Jack

 

“Dalam nama Bapa, Putera, dan …” Ia melupakan terusan kalimat yang ingin ia katakan dalam keheningan serius malam itu. Jack sang badut kota, penghibur sendi – sendi tak selaras, tersenyum sembari menyusuri jalan,  menenteng tas penuh alat – alat untuk melucu, kadang ia terpaksa menjualnya murah, lalu membuatnya kembali di rumah. Selain jadi alat untuk melucu, rongsokan itu juga memiliki nilai jual di situs belanja daring. Anehnya, gadis – gadis berpenampilan lebih aneh dari rongsokan itu banyak membelinya, hanya untuk jadi pajangan di samping jemuran yang sedang beradu siapa yang lebih kuat dari angin.

Namanya dikenal di setiap kampung, bahkan istana kerajaan yang tidak lagi diisi raja – raja gendut penyuka sesama jenis, Jack gemar berdoa, kalimat yang ia rapal-kan sebelumnya di pinggiran jalan tadi adalah sebuah mantra ajaib yang populer di kalangan kaum Marhean. Tidak ada yang tahu pasti dari mana asalnya, yang jelas Jack adalah pahlawan bagi mereka yang memimpikan kemerdekaan, walau samar – samar siapa yang mulai menerjemahkan perjalanannya jadi seperti itu.  Jack dikenal sebagai Badut, Komedian, Aktor, dan Politisi magang, oleh karena itu ia sangat dekat dengan siapa saja tanpa memandang kelas dan strata sosial mereka, bahkan senior – seniornya yang gemar selingkuh dengan remaja – remaja pendengar setia musik Busan.

Dalam sebuah kesempatan, Jack menerima panggilan untuk menjadi badut di sebuah acara, pernikahan salah satu kerabat raja yang beberapa bulan lalu diturunkan paksa oleh belasan pelajar yang menamakan diri Lacur Kota, satu lagi raja gendut penyuka sesama jenis di wilayah pulau itu. Jack menerima undangannya dengan alasan besarnya honor yang diberikan pihak mempelai pria, Ia sadar betul bahwa rumahnya sedang membutuhkan pertolongan di bagian kisi – kisi jendelanya,  lagi pula ia bisa sekalian memasarkan karya monumental buatannya, rongsokan berbentuk burung yang sedang jadi topik hangat di kalangan Borjuis bagian timur kota.

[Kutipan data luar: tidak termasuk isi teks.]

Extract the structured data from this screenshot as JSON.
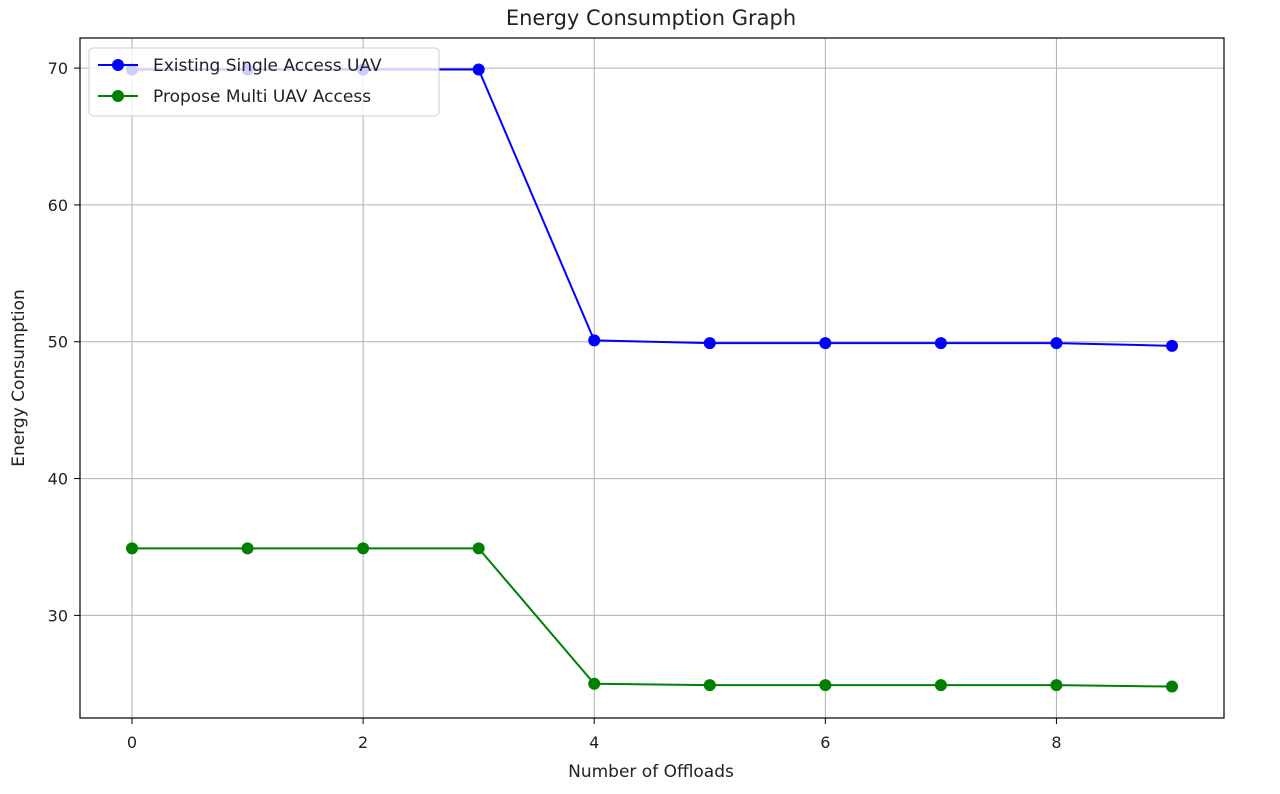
{
  "chart_data": {
    "type": "line",
    "title": "Energy Consumption Graph",
    "xlabel": "Number of Offloads",
    "ylabel": "Energy Consumption",
    "x": [
      0,
      1,
      2,
      3,
      4,
      5,
      6,
      7,
      8,
      9
    ],
    "xlim": [
      -0.45,
      9.45
    ],
    "ylim": [
      22.5,
      72.2
    ],
    "xticks": [
      0,
      2,
      4,
      6,
      8
    ],
    "yticks": [
      30,
      40,
      50,
      60,
      70
    ],
    "grid": true,
    "legend_position": "top-left",
    "series": [
      {
        "name": "Existing Single Access UAV",
        "color": "#0000ff",
        "marker": "circle",
        "values": [
          69.9,
          69.9,
          69.9,
          69.9,
          50.1,
          49.9,
          49.9,
          49.9,
          49.9,
          49.7
        ]
      },
      {
        "name": "Propose Multi UAV Access",
        "color": "#008000",
        "marker": "circle",
        "values": [
          34.9,
          34.9,
          34.9,
          34.9,
          25.0,
          24.9,
          24.9,
          24.9,
          24.9,
          24.8
        ]
      }
    ]
  }
}
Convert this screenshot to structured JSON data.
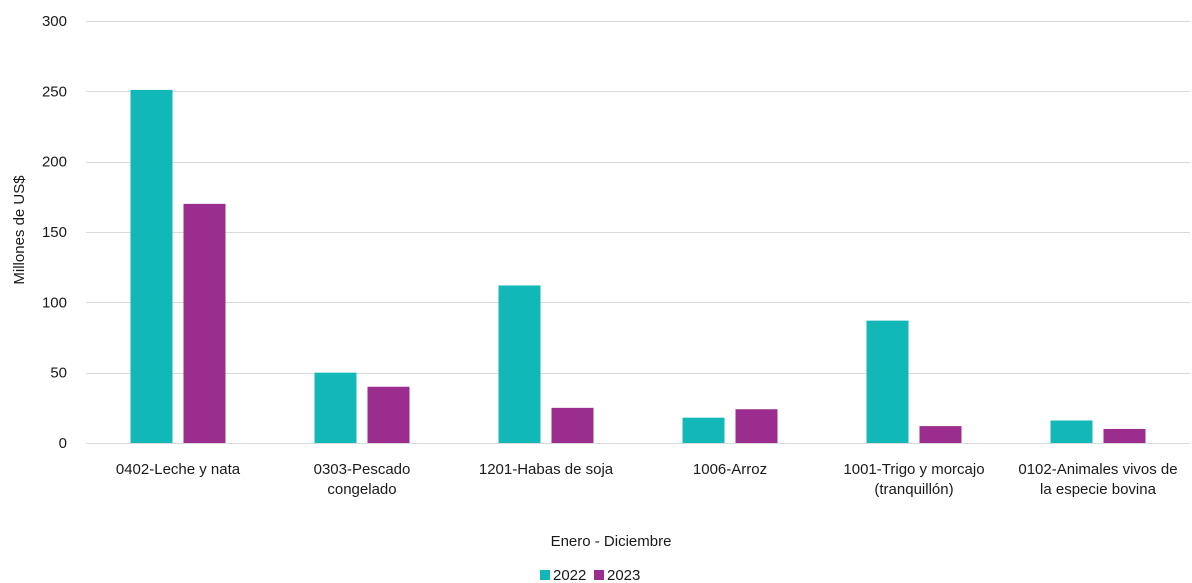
{
  "chart_data": {
    "type": "bar",
    "categories": [
      [
        "0402-Leche y nata"
      ],
      [
        "0303-Pescado",
        "congelado"
      ],
      [
        "1201-Habas de soja"
      ],
      [
        "1006-Arroz"
      ],
      [
        "1001-Trigo y morcajo",
        "(tranquillón)"
      ],
      [
        "0102-Animales vivos de",
        "la especie bovina"
      ]
    ],
    "series": [
      {
        "name": "2022",
        "color": "#12B8B8",
        "values": [
          251,
          50,
          112,
          18,
          87,
          16
        ]
      },
      {
        "name": "2023",
        "color": "#9B2D8E",
        "values": [
          170,
          40,
          25,
          24,
          12,
          10
        ]
      }
    ],
    "xlabel": "Enero - Diciembre",
    "ylabel": "Millones de US$",
    "ylim": [
      0,
      300
    ],
    "yticks": [
      0,
      50,
      100,
      150,
      200,
      250,
      300
    ],
    "grid": true,
    "legend_position": "bottom-center"
  }
}
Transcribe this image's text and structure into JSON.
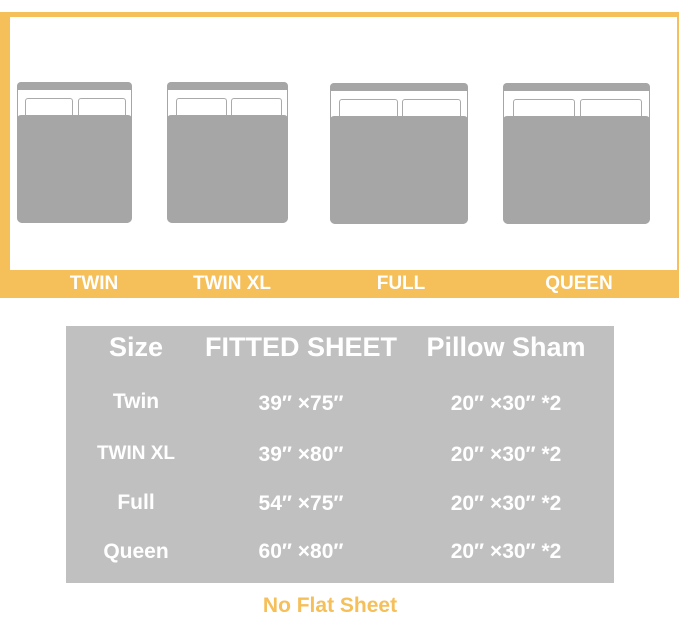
{
  "brand_color": "#f5bf5a",
  "bed_labels": [
    "TWIN",
    "TWIN XL",
    "FULL",
    "QUEEN"
  ],
  "table": {
    "headers": [
      "Size",
      "FITTED SHEET",
      "Pillow Sham"
    ],
    "rows": [
      [
        "Twin",
        "39″ ×75″",
        "20″ ×30″ *2"
      ],
      [
        "TWIN XL",
        "39″ ×80″",
        "20″ ×30″ *2"
      ],
      [
        "Full",
        "54″ ×75″",
        "20″ ×30″ *2"
      ],
      [
        "Queen",
        "60″ ×80″",
        "20″ ×30″ *2"
      ]
    ]
  },
  "note": "No Flat Sheet"
}
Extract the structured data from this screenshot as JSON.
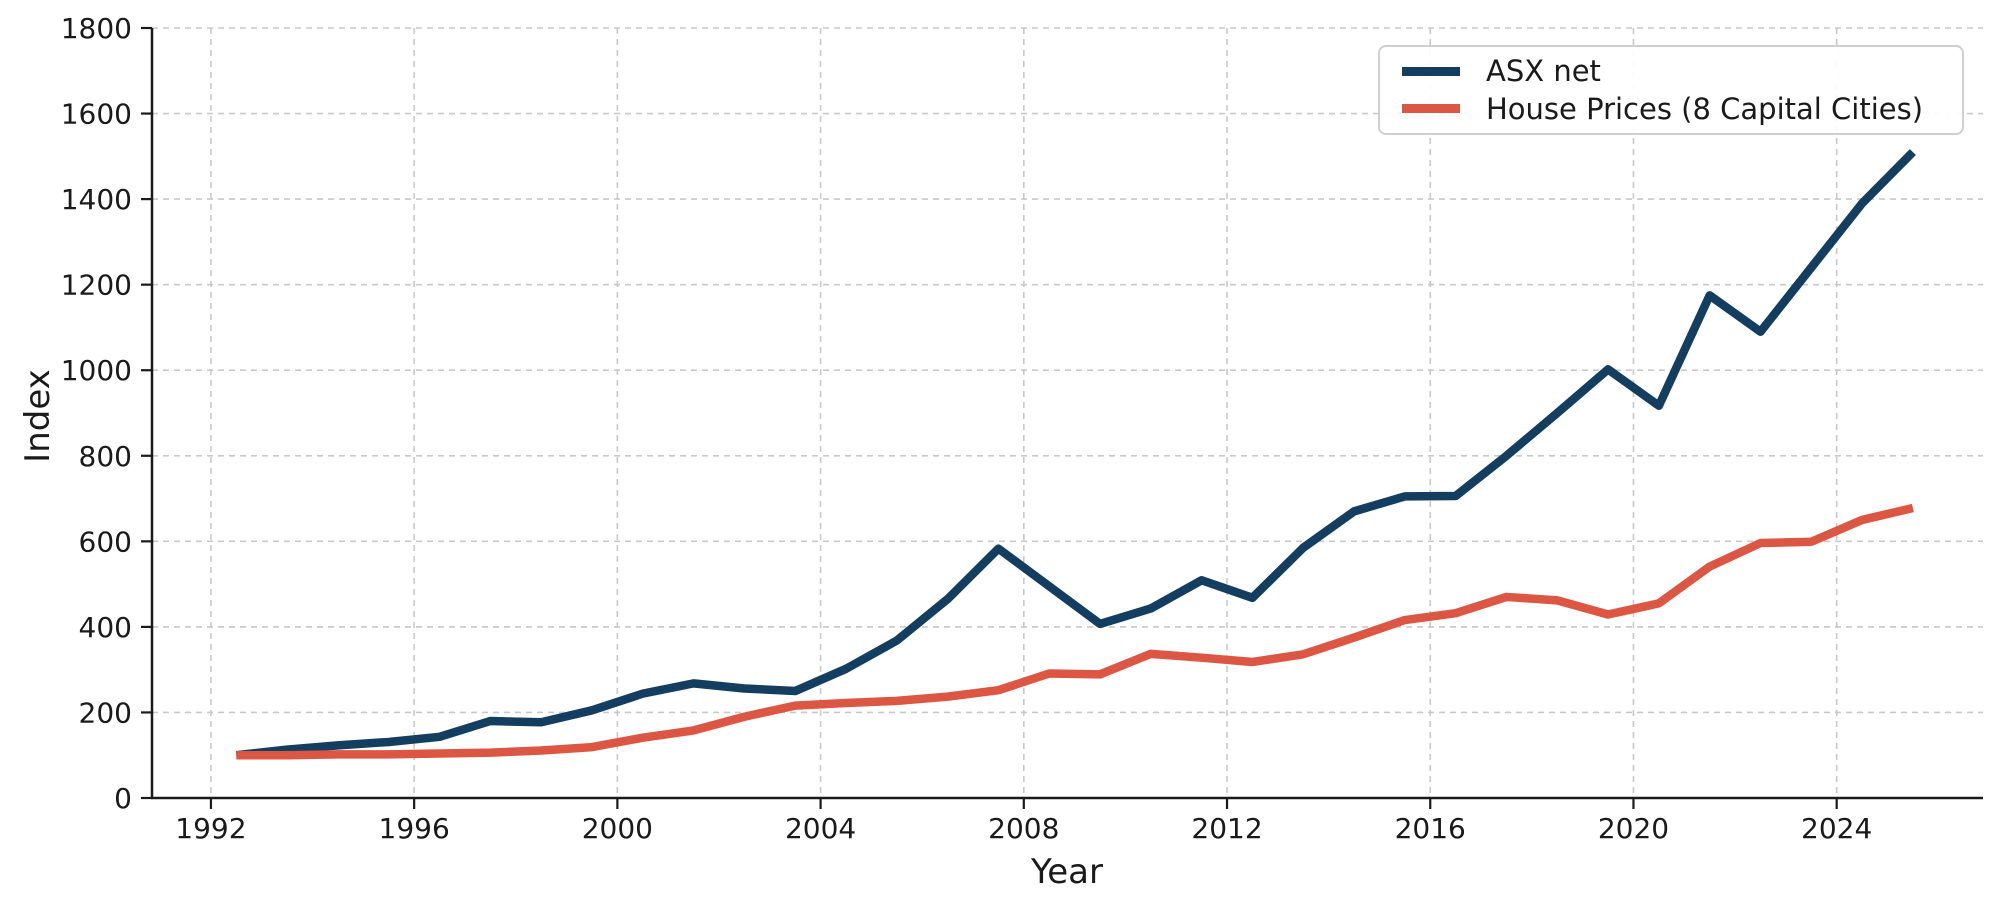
{
  "colors": {
    "background": "#ffffff",
    "grid": "#c9c9c9",
    "spine": "#1a1a1a",
    "text": "#1a1a1a",
    "legend_border": "#cfcfcf",
    "asx_line": "#143e5f",
    "house_line": "#dc5743"
  },
  "chart_data": {
    "type": "line",
    "title": "",
    "xlabel": "Year",
    "ylabel": "Index",
    "grid": "dashed",
    "legend_position": "upper right",
    "xlim": [
      1990.84,
      2026.88
    ],
    "ylim": [
      0,
      1800
    ],
    "xticks": [
      1992,
      1996,
      2000,
      2004,
      2008,
      2012,
      2016,
      2020,
      2024
    ],
    "yticks": [
      0,
      200,
      400,
      600,
      800,
      1000,
      1200,
      1400,
      1600,
      1800
    ],
    "x": [
      1992.5,
      1993.5,
      1994.5,
      1995.5,
      1996.5,
      1997.5,
      1998.5,
      1999.5,
      2000.5,
      2001.5,
      2002.5,
      2003.5,
      2004.5,
      2005.5,
      2006.5,
      2007.5,
      2008.5,
      2009.5,
      2010.5,
      2011.5,
      2012.5,
      2013.5,
      2014.5,
      2015.5,
      2016.5,
      2017.5,
      2018.5,
      2019.5,
      2020.5,
      2021.5,
      2022.5,
      2023.5,
      2024.5,
      2025.5
    ],
    "series": [
      {
        "name": "ASX net",
        "color": "#143e5f",
        "values": [
          100,
          113,
          123,
          131,
          143,
          180,
          177,
          205,
          244,
          268,
          256,
          250,
          302,
          368,
          465,
          583,
          495,
          407,
          443,
          509,
          468,
          585,
          670,
          705,
          706,
          800,
          900,
          1002,
          917,
          1175,
          1090,
          1240,
          1390,
          1510
        ]
      },
      {
        "name": "House Prices (8 Capital Cities)",
        "color": "#dc5743",
        "values": [
          100,
          100,
          102,
          102,
          104,
          106,
          111,
          119,
          141,
          158,
          190,
          216,
          222,
          227,
          237,
          252,
          291,
          289,
          337,
          328,
          318,
          336,
          375,
          416,
          432,
          470,
          462,
          429,
          455,
          541,
          596,
          599,
          650,
          678
        ]
      }
    ]
  }
}
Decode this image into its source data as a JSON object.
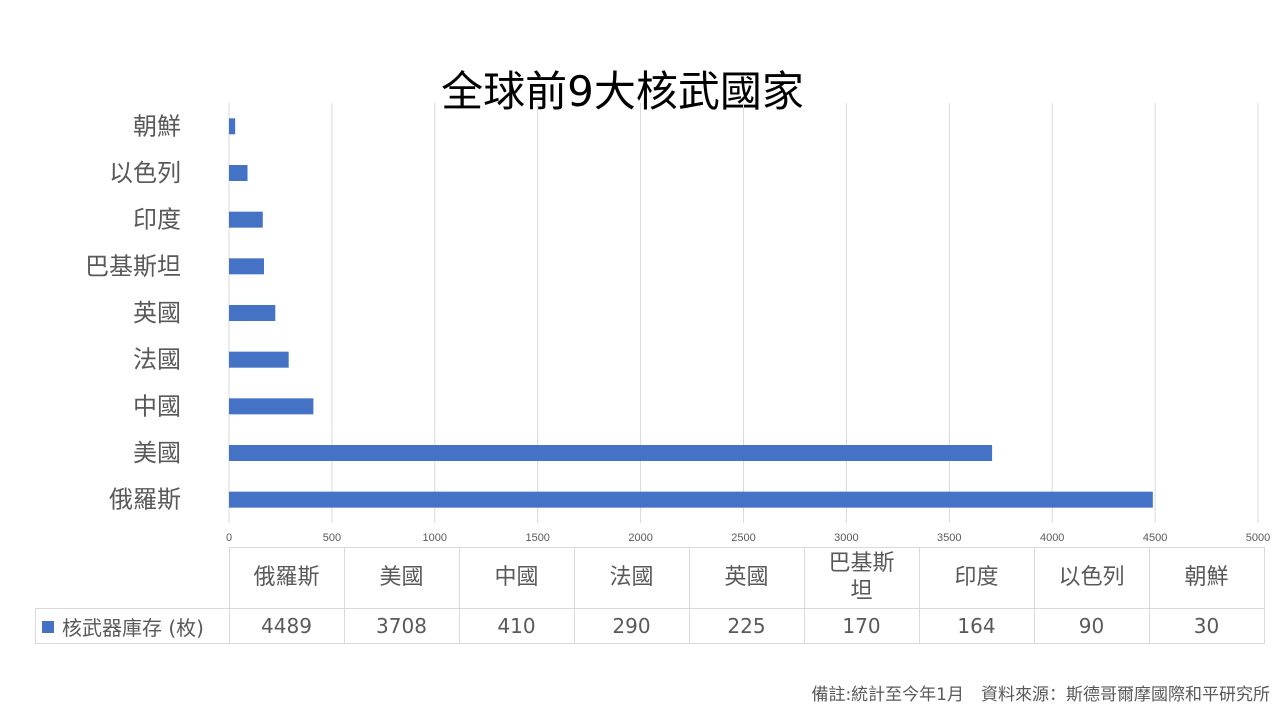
{
  "chart_data": {
    "type": "bar",
    "orientation": "horizontal",
    "title": "全球前9大核武國家",
    "categories": [
      "俄羅斯",
      "美國",
      "中國",
      "法國",
      "英國",
      "巴基斯坦",
      "印度",
      "以色列",
      "朝鮮"
    ],
    "series": [
      {
        "name": "核武器庫存 (枚)",
        "values": [
          4489,
          3708,
          410,
          290,
          225,
          170,
          164,
          90,
          30
        ],
        "color": "#4472c4"
      }
    ],
    "xlim": [
      0,
      5000
    ],
    "x_ticks": [
      0,
      500,
      1000,
      1500,
      2000,
      2500,
      3000,
      3500,
      4000,
      4500,
      5000
    ],
    "grid": true,
    "data_table": true
  },
  "table_headers": [
    "俄羅斯",
    "美國",
    "中國",
    "法國",
    "英國",
    "巴基斯\n坦",
    "印度",
    "以色列",
    "朝鮮"
  ],
  "footnote": "備註:統計至今年1月　資料來源：斯德哥爾摩國際和平研究所"
}
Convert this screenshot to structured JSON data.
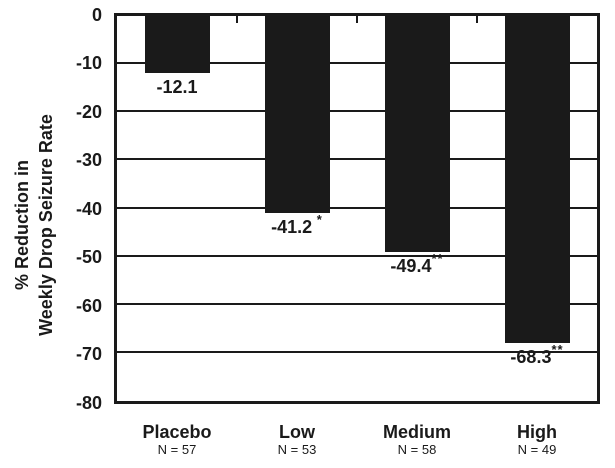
{
  "chart_data": {
    "type": "bar",
    "title": "",
    "y_axis_title_lines": [
      "% Reduction in",
      "Weekly Drop Seizure Rate"
    ],
    "categories": [
      "Placebo",
      "Low",
      "Medium",
      "High"
    ],
    "n_labels": [
      "N = 57",
      "N = 53",
      "N = 58",
      "N = 49"
    ],
    "values": [
      -12.1,
      -41.2,
      -49.4,
      -68.3
    ],
    "value_labels": [
      "-12.1",
      "-41.2",
      "-49.4",
      "-68.3"
    ],
    "significance_marks": [
      "",
      " *",
      "**",
      "**"
    ],
    "yticks": [
      "0",
      "-10",
      "-20",
      "-30",
      "-40",
      "-50",
      "-60",
      "-70",
      "-80"
    ],
    "ylim": [
      0,
      -80
    ],
    "grid": true,
    "legend_position": "none",
    "bar_color": "#1a1a1a",
    "axis_color": "#1a1a1a",
    "background_color": "#ffffff"
  }
}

“Saya mencintai istri saya, walau saya tahu dia bodoh dan tidak cantik.”  Penonton yang tidak akrab dengan Jack bertanya – tanya, dari mana datangnya badut songong dengan gelagat mencurigakan ini, penampilan Jack memang sering menimbulkan rasa tidak enak bagi orang – orang yang baru pertama kali melihatnya, sudah menjadi ciri khas baginya berpenampilan tidak umum layaknya kebanyakan badut, apabila kawan seprofesinya melucu dengan akses – aksen badut yang terkesan memaksa, Jack tampil jujur dan apa adanya.

“Anda tertawa, mungkin Anda juga melihat dan merasakan hal yang sama seperti saya, juga om – om di depan saya ini bahkan baru saja bergumam ‘badut aneh’, saya tahu dialah yang paling tersiksa.” Jack meledek pria di hadapannya.

“Setelah ini ‘Om, tolong jangan makan saya’.” Ia melanjutkan perkataannya, dengan nada – nada mencekik seperti orang yang sedang dikejar binatang buas, bahkan ia sengaja menjatuhkan diri, pura – pura mati, sedikit menunggu, lalu mengintip dengan satu matanya ke arah orang yang dimaksud. Penonton tertawa. “Tenang Om, nanti kita bagi dua.” Jack memukul pelan saku celana sebelah kanannya, membuat pria di hadapannya itu tersenyum, lalu berteriak setengah berdiri “kutunggu.” Belum selesai penonton tertawa, Jack mengedipkan mata ke arah pengantin pria.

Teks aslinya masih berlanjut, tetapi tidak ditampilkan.